Section 36.2 CommonMark, Tables, Mathematics, Renderers
Markdown began as a loose collection of conventions, and renderers came to disagree about the fine points. CommonMark is the careful specification that resolved this, and it is the contract this conversion honors: the output is valid CommonMark, and an escaping layer guarantees that punctuation you author can never be mistaken for markup. What a particular renderer does beyond the specification is its own affair, and so everything in this section is subject to your renderer of choice.
Tables are the notable case. CommonMark itself has no table syntax; the nearly-universal extension is the pipe table, where cells of a row are separated by vertical bars. A
<tabular> of simple cells is emitted in this form, and virtually every renderer—repository-hosting websites, editors, notebook interfaces—will display a real table. A strict CommonMark renderer without the extension shows the same content as readable pipe-separated lines, so nothing is lost.

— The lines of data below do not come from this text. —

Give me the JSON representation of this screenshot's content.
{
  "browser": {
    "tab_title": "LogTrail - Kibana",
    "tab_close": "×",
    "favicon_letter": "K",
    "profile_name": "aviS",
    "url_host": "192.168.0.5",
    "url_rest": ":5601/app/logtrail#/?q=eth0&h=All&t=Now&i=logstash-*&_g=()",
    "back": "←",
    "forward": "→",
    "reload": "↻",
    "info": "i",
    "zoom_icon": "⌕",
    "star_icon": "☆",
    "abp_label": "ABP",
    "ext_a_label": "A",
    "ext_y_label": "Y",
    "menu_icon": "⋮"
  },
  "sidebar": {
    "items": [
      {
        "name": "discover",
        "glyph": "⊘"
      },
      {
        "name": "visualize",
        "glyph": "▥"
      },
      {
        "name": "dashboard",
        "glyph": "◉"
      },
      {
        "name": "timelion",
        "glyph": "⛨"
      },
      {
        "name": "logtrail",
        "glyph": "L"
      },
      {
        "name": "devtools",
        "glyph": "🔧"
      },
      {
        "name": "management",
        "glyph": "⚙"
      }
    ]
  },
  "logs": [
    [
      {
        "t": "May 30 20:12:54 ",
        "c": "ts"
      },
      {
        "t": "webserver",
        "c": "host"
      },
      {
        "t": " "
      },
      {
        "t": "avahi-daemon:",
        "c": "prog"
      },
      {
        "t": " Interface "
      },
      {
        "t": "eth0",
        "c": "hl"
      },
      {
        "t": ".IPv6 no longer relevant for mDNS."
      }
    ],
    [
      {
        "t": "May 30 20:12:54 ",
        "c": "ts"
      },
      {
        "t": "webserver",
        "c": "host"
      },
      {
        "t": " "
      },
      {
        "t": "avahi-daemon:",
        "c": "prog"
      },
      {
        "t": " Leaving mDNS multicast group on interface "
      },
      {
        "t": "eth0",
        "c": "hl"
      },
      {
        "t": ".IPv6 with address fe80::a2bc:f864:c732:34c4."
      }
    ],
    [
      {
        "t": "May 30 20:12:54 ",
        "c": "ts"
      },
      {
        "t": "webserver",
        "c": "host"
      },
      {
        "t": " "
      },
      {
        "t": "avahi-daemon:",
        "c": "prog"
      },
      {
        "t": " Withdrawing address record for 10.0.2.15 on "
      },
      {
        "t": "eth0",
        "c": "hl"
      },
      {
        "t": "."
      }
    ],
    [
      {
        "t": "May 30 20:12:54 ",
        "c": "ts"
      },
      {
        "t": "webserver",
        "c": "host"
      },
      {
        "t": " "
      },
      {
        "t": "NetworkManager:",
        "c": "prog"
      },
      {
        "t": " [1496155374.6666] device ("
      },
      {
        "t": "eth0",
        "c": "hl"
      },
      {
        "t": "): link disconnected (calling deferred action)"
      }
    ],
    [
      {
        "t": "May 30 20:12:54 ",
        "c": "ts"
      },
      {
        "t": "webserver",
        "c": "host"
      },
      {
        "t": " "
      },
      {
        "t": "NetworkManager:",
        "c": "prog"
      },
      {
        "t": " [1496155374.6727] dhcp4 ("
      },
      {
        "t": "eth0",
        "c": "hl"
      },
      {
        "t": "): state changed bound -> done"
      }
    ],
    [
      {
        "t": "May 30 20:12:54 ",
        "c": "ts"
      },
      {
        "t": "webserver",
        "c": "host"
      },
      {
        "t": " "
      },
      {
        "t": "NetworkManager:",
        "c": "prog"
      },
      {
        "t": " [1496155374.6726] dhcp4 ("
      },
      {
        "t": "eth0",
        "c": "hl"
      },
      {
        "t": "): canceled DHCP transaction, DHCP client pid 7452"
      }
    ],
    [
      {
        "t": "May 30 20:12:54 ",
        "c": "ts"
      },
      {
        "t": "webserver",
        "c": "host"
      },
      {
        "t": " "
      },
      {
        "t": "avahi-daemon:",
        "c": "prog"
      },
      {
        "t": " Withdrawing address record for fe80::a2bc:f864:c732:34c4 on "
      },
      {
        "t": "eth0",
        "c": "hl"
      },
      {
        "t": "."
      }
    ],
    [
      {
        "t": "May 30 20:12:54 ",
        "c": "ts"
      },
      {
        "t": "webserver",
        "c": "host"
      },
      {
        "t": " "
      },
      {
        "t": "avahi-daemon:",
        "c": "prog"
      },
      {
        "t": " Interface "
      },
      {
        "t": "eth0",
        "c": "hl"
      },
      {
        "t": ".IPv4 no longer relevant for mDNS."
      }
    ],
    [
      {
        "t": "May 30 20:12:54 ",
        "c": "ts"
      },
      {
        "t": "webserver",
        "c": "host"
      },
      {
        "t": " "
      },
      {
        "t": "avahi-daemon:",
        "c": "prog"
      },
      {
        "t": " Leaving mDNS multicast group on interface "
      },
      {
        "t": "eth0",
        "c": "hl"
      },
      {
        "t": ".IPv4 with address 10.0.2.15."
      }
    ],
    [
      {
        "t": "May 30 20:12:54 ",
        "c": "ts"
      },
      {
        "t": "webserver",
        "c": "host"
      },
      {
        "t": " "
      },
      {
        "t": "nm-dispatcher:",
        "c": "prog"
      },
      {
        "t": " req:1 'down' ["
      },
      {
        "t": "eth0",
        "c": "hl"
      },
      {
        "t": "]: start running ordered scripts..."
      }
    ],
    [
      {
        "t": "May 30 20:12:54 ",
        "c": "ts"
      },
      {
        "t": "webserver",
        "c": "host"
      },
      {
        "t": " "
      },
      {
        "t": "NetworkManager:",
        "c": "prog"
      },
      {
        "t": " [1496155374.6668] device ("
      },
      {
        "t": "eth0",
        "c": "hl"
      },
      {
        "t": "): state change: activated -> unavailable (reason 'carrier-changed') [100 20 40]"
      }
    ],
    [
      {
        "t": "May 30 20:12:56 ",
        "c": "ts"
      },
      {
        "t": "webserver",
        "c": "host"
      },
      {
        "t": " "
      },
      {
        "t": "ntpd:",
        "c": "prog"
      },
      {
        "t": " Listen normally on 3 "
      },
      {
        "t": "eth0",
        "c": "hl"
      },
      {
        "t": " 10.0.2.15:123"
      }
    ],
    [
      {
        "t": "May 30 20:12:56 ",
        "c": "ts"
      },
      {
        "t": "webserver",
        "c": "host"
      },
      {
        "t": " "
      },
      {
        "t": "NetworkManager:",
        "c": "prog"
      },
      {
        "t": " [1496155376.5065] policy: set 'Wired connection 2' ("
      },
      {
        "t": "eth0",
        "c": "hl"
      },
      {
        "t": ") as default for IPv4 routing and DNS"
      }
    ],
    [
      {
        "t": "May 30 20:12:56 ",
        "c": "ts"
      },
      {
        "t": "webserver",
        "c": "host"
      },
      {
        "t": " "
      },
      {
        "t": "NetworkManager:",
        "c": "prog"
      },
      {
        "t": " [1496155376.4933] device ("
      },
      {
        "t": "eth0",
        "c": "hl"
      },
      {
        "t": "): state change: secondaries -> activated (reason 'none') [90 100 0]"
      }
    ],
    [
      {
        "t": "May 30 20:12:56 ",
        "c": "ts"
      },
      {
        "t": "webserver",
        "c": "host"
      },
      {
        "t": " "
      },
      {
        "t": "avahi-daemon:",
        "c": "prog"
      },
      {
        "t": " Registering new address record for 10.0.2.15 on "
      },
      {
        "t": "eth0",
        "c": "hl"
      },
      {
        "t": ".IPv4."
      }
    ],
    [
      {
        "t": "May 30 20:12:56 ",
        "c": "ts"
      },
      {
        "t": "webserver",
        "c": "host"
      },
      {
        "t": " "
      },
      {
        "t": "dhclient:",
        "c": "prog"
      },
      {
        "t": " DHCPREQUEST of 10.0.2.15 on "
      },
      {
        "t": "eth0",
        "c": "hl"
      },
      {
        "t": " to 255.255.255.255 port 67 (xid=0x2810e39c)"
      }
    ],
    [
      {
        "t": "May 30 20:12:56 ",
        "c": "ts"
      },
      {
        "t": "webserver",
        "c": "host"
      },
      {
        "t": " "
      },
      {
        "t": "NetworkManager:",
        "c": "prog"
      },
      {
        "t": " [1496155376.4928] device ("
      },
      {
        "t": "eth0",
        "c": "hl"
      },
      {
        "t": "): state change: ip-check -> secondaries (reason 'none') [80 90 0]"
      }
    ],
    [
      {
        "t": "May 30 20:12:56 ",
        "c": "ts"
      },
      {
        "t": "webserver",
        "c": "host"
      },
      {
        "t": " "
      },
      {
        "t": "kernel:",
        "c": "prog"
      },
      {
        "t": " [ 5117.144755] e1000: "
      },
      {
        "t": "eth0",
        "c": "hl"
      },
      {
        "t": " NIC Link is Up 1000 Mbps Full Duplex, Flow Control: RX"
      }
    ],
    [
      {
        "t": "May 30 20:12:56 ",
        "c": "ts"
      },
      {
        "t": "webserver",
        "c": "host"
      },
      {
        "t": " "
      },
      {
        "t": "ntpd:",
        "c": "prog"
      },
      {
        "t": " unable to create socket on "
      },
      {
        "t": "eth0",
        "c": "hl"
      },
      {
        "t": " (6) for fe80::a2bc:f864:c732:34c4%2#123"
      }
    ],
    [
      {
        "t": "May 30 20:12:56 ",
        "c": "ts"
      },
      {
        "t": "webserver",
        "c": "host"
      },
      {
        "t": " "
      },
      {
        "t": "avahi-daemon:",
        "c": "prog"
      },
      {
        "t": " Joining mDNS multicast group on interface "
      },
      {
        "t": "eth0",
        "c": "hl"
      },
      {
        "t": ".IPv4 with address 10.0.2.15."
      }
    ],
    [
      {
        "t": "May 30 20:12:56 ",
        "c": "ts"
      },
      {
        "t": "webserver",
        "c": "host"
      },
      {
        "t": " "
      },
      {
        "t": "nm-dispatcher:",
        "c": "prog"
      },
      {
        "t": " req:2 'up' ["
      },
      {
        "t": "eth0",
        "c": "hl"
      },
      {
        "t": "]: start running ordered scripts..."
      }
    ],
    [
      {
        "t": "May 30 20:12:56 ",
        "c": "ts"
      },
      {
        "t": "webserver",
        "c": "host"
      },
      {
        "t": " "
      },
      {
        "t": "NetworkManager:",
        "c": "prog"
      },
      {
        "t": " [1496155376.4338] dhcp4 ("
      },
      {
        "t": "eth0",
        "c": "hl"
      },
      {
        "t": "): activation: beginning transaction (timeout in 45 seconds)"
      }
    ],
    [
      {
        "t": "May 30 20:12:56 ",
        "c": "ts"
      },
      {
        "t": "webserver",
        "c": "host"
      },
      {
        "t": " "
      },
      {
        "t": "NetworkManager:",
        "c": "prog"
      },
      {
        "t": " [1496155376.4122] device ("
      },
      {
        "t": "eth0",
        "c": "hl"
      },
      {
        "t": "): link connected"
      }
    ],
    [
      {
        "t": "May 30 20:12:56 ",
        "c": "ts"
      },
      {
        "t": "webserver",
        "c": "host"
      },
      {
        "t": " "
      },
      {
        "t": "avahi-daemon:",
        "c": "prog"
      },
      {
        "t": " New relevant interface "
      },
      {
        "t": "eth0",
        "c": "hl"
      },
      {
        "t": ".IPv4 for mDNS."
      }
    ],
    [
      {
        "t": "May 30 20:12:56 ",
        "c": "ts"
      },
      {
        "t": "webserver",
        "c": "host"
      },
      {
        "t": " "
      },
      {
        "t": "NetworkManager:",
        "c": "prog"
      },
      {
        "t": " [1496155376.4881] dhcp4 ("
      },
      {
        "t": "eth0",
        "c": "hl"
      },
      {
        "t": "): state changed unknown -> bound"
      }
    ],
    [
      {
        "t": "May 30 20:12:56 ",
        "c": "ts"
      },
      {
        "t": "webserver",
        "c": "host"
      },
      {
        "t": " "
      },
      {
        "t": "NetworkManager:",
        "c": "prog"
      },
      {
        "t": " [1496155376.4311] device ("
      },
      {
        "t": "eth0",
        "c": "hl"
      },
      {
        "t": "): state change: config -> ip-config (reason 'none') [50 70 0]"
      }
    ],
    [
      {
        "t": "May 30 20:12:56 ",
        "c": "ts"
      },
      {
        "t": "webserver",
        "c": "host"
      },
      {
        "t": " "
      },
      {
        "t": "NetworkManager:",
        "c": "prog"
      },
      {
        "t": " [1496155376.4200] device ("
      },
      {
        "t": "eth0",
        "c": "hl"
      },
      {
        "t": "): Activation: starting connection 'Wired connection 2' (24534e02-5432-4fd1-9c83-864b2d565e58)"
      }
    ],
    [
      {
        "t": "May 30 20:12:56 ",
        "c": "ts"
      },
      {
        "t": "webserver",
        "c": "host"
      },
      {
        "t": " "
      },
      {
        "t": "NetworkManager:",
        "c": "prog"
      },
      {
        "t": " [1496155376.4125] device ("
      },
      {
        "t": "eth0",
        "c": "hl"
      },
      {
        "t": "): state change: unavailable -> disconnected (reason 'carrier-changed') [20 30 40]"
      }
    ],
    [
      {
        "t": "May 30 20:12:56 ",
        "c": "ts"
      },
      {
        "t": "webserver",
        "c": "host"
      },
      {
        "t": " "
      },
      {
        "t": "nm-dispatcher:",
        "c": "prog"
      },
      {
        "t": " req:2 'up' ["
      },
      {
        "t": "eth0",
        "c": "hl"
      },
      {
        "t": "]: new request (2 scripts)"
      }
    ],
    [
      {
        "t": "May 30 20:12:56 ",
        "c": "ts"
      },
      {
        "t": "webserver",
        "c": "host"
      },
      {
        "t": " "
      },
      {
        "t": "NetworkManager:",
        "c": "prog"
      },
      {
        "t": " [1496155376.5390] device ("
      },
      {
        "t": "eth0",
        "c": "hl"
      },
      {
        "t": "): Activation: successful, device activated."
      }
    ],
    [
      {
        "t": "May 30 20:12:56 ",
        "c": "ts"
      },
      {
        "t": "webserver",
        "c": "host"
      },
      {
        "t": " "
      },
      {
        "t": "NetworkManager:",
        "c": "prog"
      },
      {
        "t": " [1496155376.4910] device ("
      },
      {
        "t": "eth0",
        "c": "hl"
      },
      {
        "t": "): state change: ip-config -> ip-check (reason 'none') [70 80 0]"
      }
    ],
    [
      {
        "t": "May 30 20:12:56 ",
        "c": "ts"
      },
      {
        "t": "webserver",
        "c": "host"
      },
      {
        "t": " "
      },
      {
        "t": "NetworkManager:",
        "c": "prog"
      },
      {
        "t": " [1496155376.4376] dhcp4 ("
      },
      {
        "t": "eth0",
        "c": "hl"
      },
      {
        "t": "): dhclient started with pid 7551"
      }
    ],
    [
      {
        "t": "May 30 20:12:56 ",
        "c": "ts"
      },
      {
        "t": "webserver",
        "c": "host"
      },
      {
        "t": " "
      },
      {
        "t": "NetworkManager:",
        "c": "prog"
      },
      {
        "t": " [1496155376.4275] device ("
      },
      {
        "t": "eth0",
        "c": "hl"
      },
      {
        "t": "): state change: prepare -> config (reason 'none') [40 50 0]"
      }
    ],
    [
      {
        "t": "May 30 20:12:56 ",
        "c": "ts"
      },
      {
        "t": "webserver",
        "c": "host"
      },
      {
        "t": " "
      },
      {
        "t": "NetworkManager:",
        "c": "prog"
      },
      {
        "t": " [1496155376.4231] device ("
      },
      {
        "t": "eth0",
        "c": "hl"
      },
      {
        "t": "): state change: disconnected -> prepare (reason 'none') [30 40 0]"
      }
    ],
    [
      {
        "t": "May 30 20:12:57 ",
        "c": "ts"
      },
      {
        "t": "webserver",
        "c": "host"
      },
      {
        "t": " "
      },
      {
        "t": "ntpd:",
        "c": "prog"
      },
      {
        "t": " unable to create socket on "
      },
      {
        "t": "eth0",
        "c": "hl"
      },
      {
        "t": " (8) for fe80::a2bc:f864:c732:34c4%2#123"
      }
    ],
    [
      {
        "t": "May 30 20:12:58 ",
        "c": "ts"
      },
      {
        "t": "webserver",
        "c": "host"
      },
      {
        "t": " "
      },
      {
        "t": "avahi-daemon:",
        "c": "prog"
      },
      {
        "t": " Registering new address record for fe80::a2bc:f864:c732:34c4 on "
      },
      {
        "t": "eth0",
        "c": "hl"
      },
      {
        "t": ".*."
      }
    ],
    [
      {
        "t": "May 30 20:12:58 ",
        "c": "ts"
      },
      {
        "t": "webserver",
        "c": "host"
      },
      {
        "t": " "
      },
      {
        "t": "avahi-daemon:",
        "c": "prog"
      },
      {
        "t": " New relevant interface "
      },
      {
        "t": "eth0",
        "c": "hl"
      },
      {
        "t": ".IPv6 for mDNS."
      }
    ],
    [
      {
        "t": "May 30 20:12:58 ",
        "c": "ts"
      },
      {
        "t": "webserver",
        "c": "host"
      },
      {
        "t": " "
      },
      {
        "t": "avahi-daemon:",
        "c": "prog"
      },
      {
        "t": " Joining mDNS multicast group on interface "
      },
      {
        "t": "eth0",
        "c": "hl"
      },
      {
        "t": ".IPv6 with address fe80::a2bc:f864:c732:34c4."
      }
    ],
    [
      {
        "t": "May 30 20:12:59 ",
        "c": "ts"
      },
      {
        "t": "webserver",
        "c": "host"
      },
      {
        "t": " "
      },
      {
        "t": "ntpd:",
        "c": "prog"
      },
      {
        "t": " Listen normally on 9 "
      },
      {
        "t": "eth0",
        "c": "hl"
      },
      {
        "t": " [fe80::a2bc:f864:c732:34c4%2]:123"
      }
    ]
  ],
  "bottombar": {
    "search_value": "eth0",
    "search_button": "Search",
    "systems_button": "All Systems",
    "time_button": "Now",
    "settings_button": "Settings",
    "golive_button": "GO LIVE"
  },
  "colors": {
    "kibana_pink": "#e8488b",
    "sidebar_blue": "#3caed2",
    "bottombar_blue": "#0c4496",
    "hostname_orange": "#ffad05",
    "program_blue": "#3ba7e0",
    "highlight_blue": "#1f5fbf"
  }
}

Mathematics is authored LaTeX riding between dollar signs, the convention MathJax-enabled renderers recognize. Each page of a markdown build opens with an invisible block of macro definitions, so your macros, and PreTeXt’s, work throughout the page. With a MathJax-capable renderer (many repository-hosting websites and editors qualify) the mathematics simply renders; anywhere else it reads as the LaTeX you wrote, which is the long-standing convention for mathematics in plain text anyway. The plain text conversion does exactly that, and nothing more, on the same reasoning.
Finally, images and their layout use a small amount of raw HTML, as do the invisible anchors that cross-reference links land on. Raw HTML is legal CommonMark, and renderers overwhelmingly accept these particular tags, but an aggressively-sanitizing renderer may strip them.